Several studies have been performed in CKD patients with a pQCT device that measures separately trabecular and cortical BMD at peripheral sites but does not assess trabecular microarchitecture. Studies on dialysis patients usually have reported decreased cortical vBMD and thickness compared to controls, without significant changes in trabecular vBMD [2629]. All of these studies confirmed a cortical impairment, probably due to secondary hyperparathyroidism, often seen during end-stage renal disease. In predialysis patients, Obatake et al. [30] reported a decrease in total, cortical, and trabecular BMD in 53 CKD patients after a 1-year follow-up. In 2005, Tsuchida et al. [31] reported a negative correlation between trabecular BMD and biomarkers of bone formation in 85 predialysis patients. To our knowledge, no studies have evaluated bone status with bone texture analysis in CKD patients and only two studies have focused on this topic with HR-pQCT. Nickolas et al. [32] recently reported a more important trabecular loss and decreased BMD in 32 predialysis CKD patients with a history of fractures in comparison to 59 CKD patients without fractures, similar to our present results that are, however, from cross-sectional data. The second study evaluating the interest of HR-pQCT during CKD was performed in the present cohort of CKD patients, studied in comparison to the epidemiological cohorts STRAMBO and OFELY: we demonstrated that these predialysis CKD patients experienced a moderate but significant trabecular impairment, positioning their results between those of normal and osteopenic controls [33].

Moreover, when comparing our results obtained with BMA to results obtained in a case–control, multicenter study evaluating bone texture analysis in osteoporosis in 219 controls (mean age 69 ± 10 years) and 159 osteoporotic postmenopausal women [34], CKD patients had Hmean values between those of healthy controls and osteoporotic patients with fractures (0.609 ± 0.038 vs. 0.612 ± 0.031 vs. 0.600 ± 0.035, respectively).

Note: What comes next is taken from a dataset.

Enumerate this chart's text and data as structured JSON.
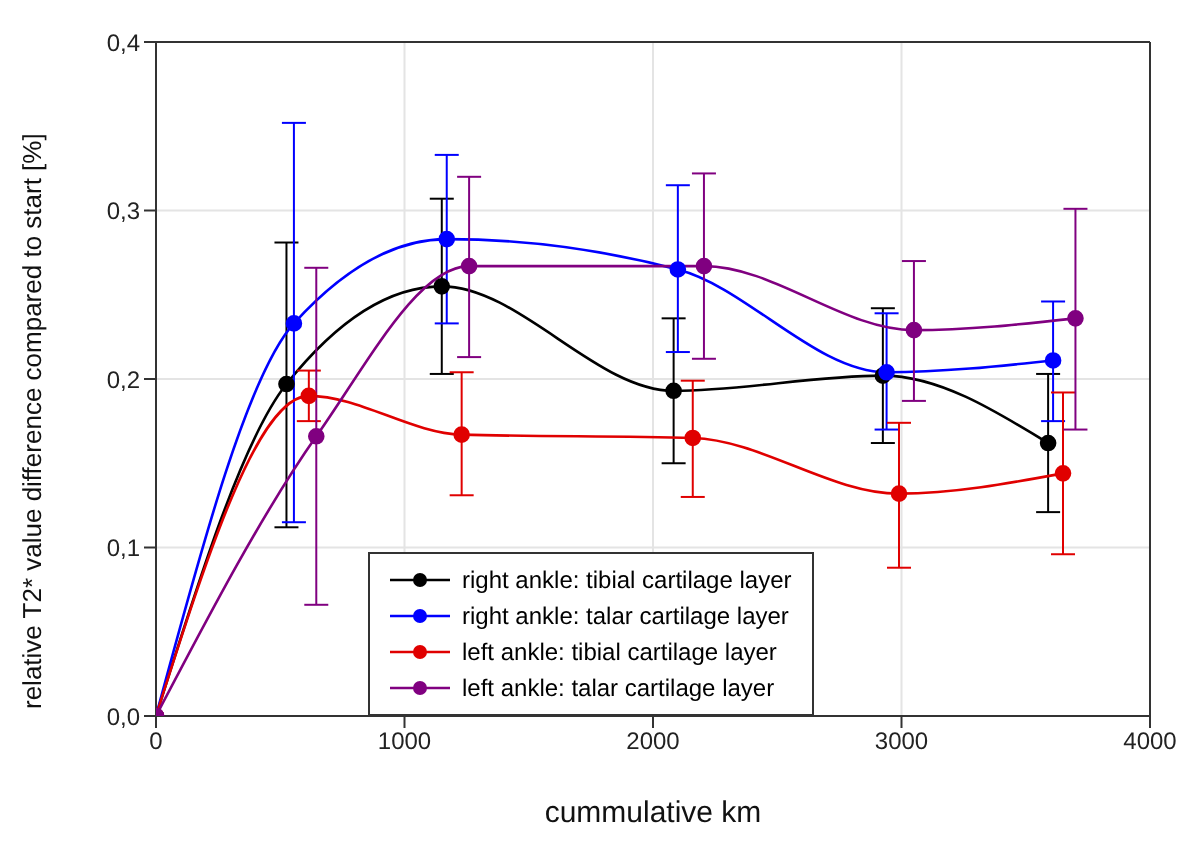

The present study consisted of a preliminary approach to BMA measurement, to determine its reproducibility at three sites and to study its relationship with 3D bone evaluation by HR-pQCT in a specific population of patients. Even if the data on our CKD patients seem close to both HR-pQCT and BMA values of controls having similar age and gender, these results need to be replicated in a cohort of individuals with normal renal function. Unfortunately, BMA reference values were not available at our center to locally compare the results observed in our CKD patients to those of healthy controls.

Moreover, this study is also limited by its cross-sectional design, which prevented us from examining the predictive value for incident fracture of the texture parameter. The association we found between architectural variables assessed using HR-pQCT and Hmean, on the one hand, and the observation of a significant decrease of Hmean at the calcaneus and probably an almost significant decrease at the radius in CKD patients with a history of fractures, on the other hand, can justify prospective studies testing the ability of texture analysis to predict fracture better than aBMD alone as it is associated with bone microarchitecture.

In conclusion, this study demonstrated the feasibility of Hmean measurement with BMA at two novel sites. However, the precision error was the lowest at the calcaneus. We also found a significant association between Hmean measurement and 3D trabecular microarchitecture measured by HR-pQCT at the same site. Thus, BMA measurement might be a promising simple tool for evaluating trabecular bone, but its ability to predict the risk of fracture should be evaluated in further longitudinal prospective studies.